Rust’s SDK runs on Tokio. Records are byte vectors, so you serialize to JSON manually with format! and call .into_bytes(). For Protobuf, set descriptor_proto: Some(proto_bytes) in TableProperties and pass prost-encoded messages instead.

  • Java defaults to Protobuf, everything else defaults to JSON — if you forget to set RecordType in a non-Java client, you’ll get JSON. If you forget the proto descriptor in Java, you’ll get a confusing type error at stream creation.
  • Go requires sdk.Free() to release native resources — the Go SDK wraps a native library via CGo. Missing the defer sdk.Free() call leaks memory in long-running processes.
  • Rust records are byte vectors, not stringsingest_record_offset expects Vec<u8>. Use .into_bytes() on your JSON string or .encode_to_vec() on your prost message.

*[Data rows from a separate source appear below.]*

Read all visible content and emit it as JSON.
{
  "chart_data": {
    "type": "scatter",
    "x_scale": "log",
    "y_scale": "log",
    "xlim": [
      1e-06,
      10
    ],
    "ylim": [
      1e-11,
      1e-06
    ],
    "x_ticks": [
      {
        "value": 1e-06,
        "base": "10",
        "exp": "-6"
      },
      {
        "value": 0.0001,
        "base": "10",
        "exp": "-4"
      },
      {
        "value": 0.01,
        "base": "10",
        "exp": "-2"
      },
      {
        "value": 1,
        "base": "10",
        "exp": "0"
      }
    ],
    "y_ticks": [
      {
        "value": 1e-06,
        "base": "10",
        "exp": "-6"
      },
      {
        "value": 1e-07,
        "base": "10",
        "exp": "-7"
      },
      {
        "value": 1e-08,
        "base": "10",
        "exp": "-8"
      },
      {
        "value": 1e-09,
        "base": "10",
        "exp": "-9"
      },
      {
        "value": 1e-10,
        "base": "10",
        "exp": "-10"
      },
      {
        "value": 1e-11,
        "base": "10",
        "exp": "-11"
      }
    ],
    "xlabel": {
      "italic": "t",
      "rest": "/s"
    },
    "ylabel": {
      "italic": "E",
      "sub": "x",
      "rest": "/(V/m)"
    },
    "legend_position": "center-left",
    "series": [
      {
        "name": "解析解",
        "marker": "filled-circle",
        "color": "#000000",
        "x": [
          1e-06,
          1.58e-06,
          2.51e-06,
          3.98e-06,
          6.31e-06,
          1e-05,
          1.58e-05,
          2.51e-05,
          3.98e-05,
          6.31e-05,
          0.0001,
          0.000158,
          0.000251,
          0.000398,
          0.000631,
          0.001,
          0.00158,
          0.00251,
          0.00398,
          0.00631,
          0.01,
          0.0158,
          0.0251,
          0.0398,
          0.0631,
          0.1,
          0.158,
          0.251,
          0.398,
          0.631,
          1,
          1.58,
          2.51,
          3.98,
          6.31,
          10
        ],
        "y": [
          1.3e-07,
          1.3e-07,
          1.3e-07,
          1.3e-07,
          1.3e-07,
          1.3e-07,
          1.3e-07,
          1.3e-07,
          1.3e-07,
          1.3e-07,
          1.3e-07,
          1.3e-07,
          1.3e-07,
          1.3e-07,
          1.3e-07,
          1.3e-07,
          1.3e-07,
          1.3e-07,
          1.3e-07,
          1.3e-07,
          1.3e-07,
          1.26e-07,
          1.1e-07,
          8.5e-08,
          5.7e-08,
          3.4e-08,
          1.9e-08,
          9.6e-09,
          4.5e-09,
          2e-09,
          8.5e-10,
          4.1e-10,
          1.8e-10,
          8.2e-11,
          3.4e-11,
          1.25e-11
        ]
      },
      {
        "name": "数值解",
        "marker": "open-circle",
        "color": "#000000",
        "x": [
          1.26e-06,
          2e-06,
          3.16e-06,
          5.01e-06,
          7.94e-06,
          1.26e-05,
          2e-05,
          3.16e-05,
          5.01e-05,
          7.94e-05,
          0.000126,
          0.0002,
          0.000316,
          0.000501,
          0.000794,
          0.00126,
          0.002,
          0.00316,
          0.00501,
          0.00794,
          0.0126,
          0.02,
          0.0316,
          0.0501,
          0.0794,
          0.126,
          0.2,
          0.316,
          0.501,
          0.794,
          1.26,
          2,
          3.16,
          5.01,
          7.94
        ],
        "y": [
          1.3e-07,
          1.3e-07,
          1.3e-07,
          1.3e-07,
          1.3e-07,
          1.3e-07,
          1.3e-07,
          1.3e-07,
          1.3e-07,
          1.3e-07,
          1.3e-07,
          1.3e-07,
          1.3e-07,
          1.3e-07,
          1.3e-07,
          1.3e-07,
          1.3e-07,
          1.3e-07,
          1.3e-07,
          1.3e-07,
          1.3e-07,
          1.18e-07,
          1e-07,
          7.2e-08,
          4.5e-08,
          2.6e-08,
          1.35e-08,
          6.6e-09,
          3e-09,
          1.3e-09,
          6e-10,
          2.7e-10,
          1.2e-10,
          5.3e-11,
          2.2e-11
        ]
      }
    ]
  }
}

  • All languages share the same server-side limits — 100 MB/s and 15,000 rows/s per stream, 10 MB max message size, 2,000 column max. These are stream-level caps regardless of client language.
  • Async APIs vary by language — Java uses CompletableFuture, Go uses goroutines, TypeScript uses native Promises, Rust uses Tokio futures. Match your concurrency model to your runtime.